Asian American students should be able to major in their own cultural studies.

Nine percent of the University’s undergraduate population identifies as Asian or Pacific Islander, 5 percent identify as black, 2 percent identify as American Indian and 2 percent as Chicano or Latino. Yet Asians – a group that makes up the largest student minority population on campus – are the only one of these groups that does not have a major for the study of its culture at the University.

Since 1998 many members of the University community have organized and pushed for the creation of an Asian American studies department. Those efforts saw fruition in 2003 when the Board of Regents established an Asian American studies minor and incorporated the department the following year.

Still, the Asian American studies department does not have any of its own faculty members, many courses, much funding or a major. The lack of a substantial Asian American department is simply unacceptable and a disservice to the Asian American citizens of Minnesota.

According to the 2000 U.S. census, the Twin Cities has the highest concentration of Asian Americans in the interior of the United States. Additionally, Minnesota has the highest percentage of Korean adoptees in the country. Certainly, with such a large presence in the state, Minnesota Asian Americans deserve to be served by their University.

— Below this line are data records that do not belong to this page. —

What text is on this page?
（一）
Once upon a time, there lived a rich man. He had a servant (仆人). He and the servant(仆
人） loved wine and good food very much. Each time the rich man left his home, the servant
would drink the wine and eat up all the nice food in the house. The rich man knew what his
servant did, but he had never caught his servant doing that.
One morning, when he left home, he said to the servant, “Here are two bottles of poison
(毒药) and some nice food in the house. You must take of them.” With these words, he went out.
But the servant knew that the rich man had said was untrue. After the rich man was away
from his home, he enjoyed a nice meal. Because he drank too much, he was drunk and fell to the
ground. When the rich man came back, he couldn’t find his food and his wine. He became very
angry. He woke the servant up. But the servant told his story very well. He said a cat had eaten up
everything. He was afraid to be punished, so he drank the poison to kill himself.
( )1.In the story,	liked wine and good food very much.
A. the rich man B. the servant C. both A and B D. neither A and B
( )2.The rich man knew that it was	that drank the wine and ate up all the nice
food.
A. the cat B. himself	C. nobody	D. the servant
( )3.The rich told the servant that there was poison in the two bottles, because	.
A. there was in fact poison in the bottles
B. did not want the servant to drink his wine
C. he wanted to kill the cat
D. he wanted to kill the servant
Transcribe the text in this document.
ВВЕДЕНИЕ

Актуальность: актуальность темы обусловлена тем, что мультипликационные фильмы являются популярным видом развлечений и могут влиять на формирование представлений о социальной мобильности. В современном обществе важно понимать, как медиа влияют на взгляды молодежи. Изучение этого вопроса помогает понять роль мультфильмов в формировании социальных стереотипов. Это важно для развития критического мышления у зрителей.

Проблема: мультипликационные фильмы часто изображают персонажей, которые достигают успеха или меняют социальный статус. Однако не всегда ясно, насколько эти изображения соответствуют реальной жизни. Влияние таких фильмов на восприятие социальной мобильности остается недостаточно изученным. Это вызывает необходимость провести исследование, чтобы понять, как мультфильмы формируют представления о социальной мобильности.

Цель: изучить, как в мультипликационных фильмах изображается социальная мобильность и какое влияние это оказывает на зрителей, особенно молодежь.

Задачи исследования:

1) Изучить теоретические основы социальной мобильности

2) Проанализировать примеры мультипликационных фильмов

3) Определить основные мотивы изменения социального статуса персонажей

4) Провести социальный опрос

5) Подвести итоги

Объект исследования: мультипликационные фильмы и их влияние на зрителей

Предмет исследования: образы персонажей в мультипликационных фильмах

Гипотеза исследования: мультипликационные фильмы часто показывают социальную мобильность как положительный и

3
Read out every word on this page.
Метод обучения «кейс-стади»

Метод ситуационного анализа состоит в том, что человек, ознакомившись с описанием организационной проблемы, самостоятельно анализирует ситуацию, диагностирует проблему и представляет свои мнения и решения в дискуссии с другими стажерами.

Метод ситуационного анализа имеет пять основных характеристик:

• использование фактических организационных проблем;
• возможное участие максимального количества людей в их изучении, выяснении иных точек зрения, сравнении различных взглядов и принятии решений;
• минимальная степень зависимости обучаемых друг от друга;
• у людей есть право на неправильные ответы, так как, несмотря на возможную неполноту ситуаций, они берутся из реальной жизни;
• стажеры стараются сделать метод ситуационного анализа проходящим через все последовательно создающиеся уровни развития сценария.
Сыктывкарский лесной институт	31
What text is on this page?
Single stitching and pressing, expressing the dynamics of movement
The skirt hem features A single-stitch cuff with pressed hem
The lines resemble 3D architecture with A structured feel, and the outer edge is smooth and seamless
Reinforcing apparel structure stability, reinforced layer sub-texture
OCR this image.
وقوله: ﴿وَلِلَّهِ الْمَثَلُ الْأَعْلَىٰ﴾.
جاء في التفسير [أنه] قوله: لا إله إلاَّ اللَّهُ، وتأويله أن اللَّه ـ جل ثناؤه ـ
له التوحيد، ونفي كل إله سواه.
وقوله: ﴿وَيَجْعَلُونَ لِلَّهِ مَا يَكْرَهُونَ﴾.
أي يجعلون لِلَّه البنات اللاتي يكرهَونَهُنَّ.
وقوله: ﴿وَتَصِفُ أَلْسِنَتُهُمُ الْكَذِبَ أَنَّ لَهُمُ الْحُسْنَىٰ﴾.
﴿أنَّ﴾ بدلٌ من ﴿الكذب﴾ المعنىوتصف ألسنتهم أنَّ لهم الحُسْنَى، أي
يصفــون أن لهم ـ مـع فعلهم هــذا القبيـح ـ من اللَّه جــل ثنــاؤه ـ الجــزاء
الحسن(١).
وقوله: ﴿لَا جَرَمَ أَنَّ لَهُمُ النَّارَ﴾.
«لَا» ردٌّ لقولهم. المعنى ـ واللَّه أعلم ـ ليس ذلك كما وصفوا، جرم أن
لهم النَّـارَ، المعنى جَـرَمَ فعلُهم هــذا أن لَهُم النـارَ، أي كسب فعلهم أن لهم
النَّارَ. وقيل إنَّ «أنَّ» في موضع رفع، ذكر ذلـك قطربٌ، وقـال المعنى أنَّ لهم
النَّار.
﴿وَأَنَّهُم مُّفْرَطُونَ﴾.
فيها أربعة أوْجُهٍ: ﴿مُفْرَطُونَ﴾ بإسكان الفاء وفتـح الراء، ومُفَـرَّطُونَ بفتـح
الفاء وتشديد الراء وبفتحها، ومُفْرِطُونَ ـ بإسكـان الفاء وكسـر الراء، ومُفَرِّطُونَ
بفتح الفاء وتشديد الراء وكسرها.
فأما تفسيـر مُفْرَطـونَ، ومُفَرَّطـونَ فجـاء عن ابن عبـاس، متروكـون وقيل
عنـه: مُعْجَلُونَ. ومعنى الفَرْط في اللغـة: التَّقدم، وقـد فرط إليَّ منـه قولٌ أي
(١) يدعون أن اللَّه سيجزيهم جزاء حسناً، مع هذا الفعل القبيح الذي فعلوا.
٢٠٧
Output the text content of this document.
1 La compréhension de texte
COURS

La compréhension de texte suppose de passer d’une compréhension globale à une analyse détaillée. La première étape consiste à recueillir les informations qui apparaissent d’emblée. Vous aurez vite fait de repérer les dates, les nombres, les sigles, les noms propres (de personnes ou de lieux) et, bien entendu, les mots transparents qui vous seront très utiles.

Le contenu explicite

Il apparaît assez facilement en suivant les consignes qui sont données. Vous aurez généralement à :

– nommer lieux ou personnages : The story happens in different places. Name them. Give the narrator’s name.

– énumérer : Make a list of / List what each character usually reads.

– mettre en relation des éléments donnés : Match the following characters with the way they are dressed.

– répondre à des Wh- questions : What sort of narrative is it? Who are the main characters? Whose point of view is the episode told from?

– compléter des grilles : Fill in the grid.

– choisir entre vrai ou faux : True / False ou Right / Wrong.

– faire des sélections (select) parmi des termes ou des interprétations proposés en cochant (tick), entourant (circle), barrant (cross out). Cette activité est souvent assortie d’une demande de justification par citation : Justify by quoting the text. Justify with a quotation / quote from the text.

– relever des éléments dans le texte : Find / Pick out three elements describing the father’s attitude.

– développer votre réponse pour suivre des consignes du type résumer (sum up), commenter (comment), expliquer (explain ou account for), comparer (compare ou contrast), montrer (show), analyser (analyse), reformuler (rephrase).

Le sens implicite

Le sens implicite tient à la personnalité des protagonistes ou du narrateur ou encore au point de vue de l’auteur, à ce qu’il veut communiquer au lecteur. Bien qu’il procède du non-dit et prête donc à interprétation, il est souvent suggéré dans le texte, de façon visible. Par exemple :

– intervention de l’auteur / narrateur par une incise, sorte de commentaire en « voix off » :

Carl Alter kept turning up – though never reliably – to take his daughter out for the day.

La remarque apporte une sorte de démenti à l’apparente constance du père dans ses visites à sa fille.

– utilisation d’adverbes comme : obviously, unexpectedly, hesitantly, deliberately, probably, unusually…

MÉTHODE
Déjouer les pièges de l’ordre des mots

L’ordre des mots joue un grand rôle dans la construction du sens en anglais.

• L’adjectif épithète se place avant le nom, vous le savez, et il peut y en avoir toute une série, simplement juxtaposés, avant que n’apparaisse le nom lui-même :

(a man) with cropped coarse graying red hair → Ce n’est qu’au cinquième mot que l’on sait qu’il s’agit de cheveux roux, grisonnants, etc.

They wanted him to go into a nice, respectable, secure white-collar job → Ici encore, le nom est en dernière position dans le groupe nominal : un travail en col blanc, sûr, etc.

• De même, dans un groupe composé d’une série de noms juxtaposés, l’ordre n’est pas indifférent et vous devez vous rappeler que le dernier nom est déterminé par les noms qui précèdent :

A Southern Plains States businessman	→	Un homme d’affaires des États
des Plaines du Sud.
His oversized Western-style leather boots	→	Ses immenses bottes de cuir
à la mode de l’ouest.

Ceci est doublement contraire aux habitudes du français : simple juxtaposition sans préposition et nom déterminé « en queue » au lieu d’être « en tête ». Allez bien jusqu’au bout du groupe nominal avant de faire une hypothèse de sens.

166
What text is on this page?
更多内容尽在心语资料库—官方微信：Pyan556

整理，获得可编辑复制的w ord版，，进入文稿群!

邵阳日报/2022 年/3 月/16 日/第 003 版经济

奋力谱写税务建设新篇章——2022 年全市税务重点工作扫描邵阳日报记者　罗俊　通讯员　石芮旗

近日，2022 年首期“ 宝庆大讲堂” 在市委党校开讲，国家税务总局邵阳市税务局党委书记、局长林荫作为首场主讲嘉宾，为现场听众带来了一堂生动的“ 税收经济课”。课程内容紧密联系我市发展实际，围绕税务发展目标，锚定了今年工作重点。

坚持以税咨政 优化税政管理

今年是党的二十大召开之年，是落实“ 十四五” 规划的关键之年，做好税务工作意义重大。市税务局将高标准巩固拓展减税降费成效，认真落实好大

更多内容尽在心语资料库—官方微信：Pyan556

Having an Asian American major, and ethnic studies in general, is important not only because universities should reflect the growing diversity of the United States, but also because inclusive programs teach everyone that many different racial and ethnic groups have made significant and indelible contributions to the United States. For Asian Americans, specifically having a major would empower Asian students by giving them the opportunity to learn about themselves, their culture and their history in the world and the United States.

For a group that constitutes an amazingly wide variety of identities, ethnicities and cultures on campus and in the world, this is very little to ask.